As to huge advances, I think it is a marketing ploy. New author, huge advance, big news story, now everyone wants to buy the book and find out why. This isn't the first time in the past six months that I've heard of a huge advance from Little, Brown to a first-time YA author (the last one I heard of was worth it, IMO; but even so, I think it was still advertising). I'm sure other publishers do the same thing sometimes. (And hey, if you get one of these advances, then yay for you! I'm certainly not against that sort of thing  :)). Still, in this case it seems there was too much thought about  :EmoticonDollar: and not enough about the actual  :books: product.
#147 - April 26, 2006, 10:52 AM



Here's the a link to the latest from Crown publisher Steven Ross

According to Mr. Ross :

" The media storm has derailed Crown’s plans to promote McCafferty’s just-released third title, Charmed Thirds. After a strong couple of weeks, the sales momentum has slowed, Ross said, as the focus has shifted to the plagiarism issue. “We can’t book anything,” Ross said. McCafferty will honor a commitment to appear at 4 p.m. today at the New York Public Library's Teen Central branch on 53rd St."
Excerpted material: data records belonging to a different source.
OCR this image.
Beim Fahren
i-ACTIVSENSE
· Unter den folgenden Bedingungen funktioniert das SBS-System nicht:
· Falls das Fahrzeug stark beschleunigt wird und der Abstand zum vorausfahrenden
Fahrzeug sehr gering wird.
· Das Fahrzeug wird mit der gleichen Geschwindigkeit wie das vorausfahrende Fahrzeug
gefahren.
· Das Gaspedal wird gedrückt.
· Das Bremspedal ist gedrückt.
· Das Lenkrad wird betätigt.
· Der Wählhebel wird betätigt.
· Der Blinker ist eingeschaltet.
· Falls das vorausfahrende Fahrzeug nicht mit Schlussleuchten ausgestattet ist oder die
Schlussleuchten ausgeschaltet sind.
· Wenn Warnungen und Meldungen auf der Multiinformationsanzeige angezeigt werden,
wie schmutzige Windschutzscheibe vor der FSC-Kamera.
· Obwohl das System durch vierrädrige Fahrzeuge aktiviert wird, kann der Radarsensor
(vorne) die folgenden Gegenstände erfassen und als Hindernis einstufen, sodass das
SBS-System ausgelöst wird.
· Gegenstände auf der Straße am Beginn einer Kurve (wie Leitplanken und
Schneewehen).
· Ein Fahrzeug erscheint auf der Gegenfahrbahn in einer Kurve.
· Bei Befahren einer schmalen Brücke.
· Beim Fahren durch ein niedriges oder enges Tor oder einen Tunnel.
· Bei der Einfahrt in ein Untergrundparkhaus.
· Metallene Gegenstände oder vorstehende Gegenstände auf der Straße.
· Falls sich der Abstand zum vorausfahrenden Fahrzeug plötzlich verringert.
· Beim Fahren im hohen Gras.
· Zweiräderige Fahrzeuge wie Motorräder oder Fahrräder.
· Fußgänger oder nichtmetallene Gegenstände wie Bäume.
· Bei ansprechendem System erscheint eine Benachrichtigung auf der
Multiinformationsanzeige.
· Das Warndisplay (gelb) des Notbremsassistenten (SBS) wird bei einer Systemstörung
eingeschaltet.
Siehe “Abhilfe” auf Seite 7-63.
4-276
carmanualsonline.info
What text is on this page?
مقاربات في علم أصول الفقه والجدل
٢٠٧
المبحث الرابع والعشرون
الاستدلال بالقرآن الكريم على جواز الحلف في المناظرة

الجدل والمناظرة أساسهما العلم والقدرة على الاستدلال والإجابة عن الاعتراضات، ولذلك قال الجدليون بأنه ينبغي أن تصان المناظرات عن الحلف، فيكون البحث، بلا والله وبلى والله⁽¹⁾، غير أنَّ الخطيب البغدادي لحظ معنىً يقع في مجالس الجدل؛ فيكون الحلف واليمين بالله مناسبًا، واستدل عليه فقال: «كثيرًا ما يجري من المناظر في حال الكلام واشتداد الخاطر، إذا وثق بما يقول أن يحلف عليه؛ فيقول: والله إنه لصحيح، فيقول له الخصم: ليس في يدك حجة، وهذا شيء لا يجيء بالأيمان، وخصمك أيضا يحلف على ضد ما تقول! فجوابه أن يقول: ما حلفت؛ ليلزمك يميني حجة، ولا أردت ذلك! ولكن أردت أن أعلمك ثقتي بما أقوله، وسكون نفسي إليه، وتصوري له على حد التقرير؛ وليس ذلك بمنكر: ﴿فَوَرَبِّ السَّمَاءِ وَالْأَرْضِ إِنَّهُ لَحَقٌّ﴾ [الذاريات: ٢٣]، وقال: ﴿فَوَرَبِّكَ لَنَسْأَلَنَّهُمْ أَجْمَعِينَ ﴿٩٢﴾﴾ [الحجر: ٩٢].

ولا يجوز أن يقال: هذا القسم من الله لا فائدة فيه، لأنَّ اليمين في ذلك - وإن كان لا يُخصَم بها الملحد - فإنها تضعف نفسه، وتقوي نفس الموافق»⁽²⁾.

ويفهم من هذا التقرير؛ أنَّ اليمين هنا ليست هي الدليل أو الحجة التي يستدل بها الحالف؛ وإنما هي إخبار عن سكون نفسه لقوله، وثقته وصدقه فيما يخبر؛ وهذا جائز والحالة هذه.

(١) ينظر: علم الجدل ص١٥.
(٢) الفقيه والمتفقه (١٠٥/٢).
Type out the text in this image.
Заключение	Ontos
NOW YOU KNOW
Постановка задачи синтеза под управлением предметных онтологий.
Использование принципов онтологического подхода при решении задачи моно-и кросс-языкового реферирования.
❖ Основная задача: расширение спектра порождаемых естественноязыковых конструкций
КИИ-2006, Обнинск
#148 - April 26, 2006, 11:11 AM


By claiming that the sales momentum has slowed, it certainly sounds like Ross is setting the stage for the time when, as he puts it, the dispute moves “out of the media and into the hands of lawyers.” I can't figure out why the sales momentum would be slowed by the controversy. The sales of "The Da Vinci Code" and "The Holy Blood and the Holy Grail" both rose during that plagiarism suit.
#149 - April 26, 2006, 11:52 AM


The most disturbing thing I read was a jr. high student's review on Amazon. The essence of the review was, "So what if KV copied, MM is just jealous because she's old and not as successful." Ack!

I still have a gut feeling that someone else besides KV was behind those passages. She's taking the fall, because they think there will be more pity and compassion for a young girl, and she can play the "It was an accident because I'm super smart with a photographic memory," card.

There's something fishy here. I just feel there's more to the story. I don't think anyone in the publishing industry would be this stupid, but some of her other "handlers" perhaps.